Bill Friskics-Warren wrote about Mavis Staples in April 2007 for The Washington Post:
At this point, recording an album of freedom songs might strike some as an exercise in nostalgia, but for Mavis Staples, one of the most stirring gospel and soul singers of all time, it couldn't be timelier -- or more prophetic. Outraged by what she saw in New Orleans after Hurricane Katrina, Staples reinvests the likes of "We Shall Not Be Moved" and "(Ain't Nobody Gonna) Turn Me Around" with the moral authority to speak to social and economic injustices that persist today.
"Down in Mississippi / brothers in jail, uneducated children / It's the 21st century, it feels like it's 1960," she ad-libs in a searing remake of Dorothy Love Coates's "Ninety-Nine and a Half." Later, in "My Own Eyes," testifying to how as a little girl she and her father and siblings were jailed by Jim Crow police, she cries, "It's been almost 50 years / How much longer will it last? / We need a change now more than ever / Why are we still treated so bad?"

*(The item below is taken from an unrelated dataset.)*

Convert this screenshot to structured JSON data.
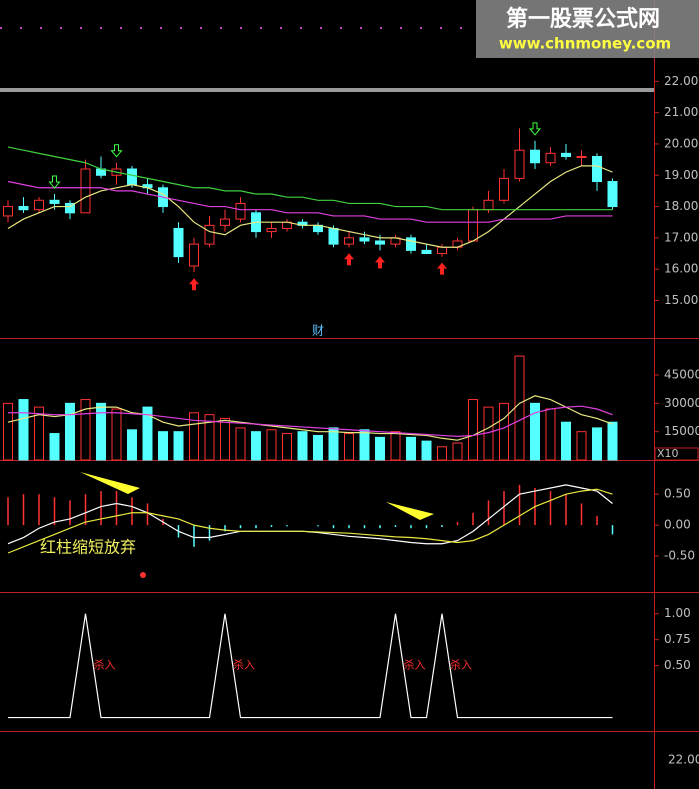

Staples enlists a cloud of kindred witnesses to join her in her call-and-response, notably Ladysmith Black Mambazo and members of the original Freedom Singers, all of whom have known oppression firsthand. Ry Cooder's gutbucket production lends the music further ballast. Often consisting of no more than Cooder's slide guitar and his son Joachim's ambient percussion or drum loops, the arrangements sound like 21st-century updates of the soul-folk that the Staple Singers patented back in the 1960s. Rarely have "remakes" sounded so tonic or inspired.